IL-16 Joe Page Bridge over Illinois River at Hardin, IL

(Bridge Hunter, includes construction photos; no Historic Bridges; John Weeks IIISatellite)

Built in 1931 and rebuilt in 2004.

It is rare in Illinois for a lift bridge to carry a road instead of a railroad. According to John Weeks, the daily traffic count in 2005 was 2,800. Even though that is low, that is high enough that the lift span would normally be down. This is the southern most bridge on the Illinois River. I scanned the river downstream from this bride and I did not see any docking facilities.
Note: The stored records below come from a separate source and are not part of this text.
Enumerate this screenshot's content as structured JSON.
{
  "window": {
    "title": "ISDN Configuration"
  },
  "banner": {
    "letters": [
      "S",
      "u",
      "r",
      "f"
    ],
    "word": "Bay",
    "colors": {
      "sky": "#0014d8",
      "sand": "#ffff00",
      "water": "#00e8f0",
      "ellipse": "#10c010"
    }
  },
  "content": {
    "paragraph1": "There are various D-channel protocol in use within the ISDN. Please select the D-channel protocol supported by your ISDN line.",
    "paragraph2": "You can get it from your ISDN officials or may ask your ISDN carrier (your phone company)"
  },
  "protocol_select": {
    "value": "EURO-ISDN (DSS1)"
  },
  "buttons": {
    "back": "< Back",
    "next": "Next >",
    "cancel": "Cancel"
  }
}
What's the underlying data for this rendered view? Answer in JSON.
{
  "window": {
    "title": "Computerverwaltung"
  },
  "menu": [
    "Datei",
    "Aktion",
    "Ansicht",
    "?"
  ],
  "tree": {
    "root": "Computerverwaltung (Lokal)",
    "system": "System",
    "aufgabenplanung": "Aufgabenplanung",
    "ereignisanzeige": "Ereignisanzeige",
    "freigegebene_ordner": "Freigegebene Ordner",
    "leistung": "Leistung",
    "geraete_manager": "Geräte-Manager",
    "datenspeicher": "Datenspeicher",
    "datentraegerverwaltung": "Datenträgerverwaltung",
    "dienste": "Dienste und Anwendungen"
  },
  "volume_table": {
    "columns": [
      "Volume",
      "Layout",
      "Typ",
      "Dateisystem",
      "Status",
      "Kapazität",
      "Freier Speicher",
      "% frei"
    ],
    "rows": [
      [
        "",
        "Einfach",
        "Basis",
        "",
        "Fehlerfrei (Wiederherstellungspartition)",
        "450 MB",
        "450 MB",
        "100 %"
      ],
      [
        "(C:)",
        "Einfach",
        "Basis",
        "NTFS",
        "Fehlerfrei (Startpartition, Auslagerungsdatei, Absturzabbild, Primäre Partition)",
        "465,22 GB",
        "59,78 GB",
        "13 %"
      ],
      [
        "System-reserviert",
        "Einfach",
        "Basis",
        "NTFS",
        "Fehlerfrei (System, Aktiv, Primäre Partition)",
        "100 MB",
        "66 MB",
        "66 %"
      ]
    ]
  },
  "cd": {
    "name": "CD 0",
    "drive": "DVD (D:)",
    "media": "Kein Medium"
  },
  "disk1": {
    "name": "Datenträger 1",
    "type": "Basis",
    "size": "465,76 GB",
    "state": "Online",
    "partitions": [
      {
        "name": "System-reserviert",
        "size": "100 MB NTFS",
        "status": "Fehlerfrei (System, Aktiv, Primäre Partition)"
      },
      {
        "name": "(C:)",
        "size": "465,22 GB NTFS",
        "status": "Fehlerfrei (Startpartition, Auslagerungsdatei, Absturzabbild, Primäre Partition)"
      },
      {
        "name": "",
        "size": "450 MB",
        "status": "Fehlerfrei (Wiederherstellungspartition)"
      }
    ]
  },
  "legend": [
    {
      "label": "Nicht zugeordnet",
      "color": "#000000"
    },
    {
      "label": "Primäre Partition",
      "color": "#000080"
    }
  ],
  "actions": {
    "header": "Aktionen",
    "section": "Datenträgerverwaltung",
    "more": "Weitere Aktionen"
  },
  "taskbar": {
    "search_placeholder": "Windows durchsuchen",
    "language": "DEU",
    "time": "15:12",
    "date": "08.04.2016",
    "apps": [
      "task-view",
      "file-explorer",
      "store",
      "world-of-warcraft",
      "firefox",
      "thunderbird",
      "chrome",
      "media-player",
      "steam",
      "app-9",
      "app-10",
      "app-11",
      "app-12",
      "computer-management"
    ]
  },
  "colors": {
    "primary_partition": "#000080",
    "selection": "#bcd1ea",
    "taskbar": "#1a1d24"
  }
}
Thus all of the barge traffic of the Illinois Waterway would pass under this bridge. So this lift span probably sees the most lifts in the state.

Street View

"Many sources state that this is the longest bridge [2,150'] in Illinois, and the lift span of 308 foot 9 inches is the longest lift span in the world. While there may be some category of bridge where it is (or was) the longest in the world, both the Arthur Kill and Cape Cod Canal bridges have longer lift spans at 558 feet and 544 feet long, respectively....One of the challenging parts of the construction was replacing the lift cables and pulleys. This required that the bridge remain in the down position for 23 days in August and September of 2003. Barge traffic continued to flow by using tow boats to hand barges off under the lowered lift span of the bridge." [John Weeks] 

Kathy Martin posted, cropped
Joe Page bridge in Hardin Illinois

In terms of it being the longest bridge, I had noticed that there are some spans over trees on the east side. This is another example of the importance of bridging the flood plain as well as the channel. (This tow shows how a tanker barge is larger than a normal barge.)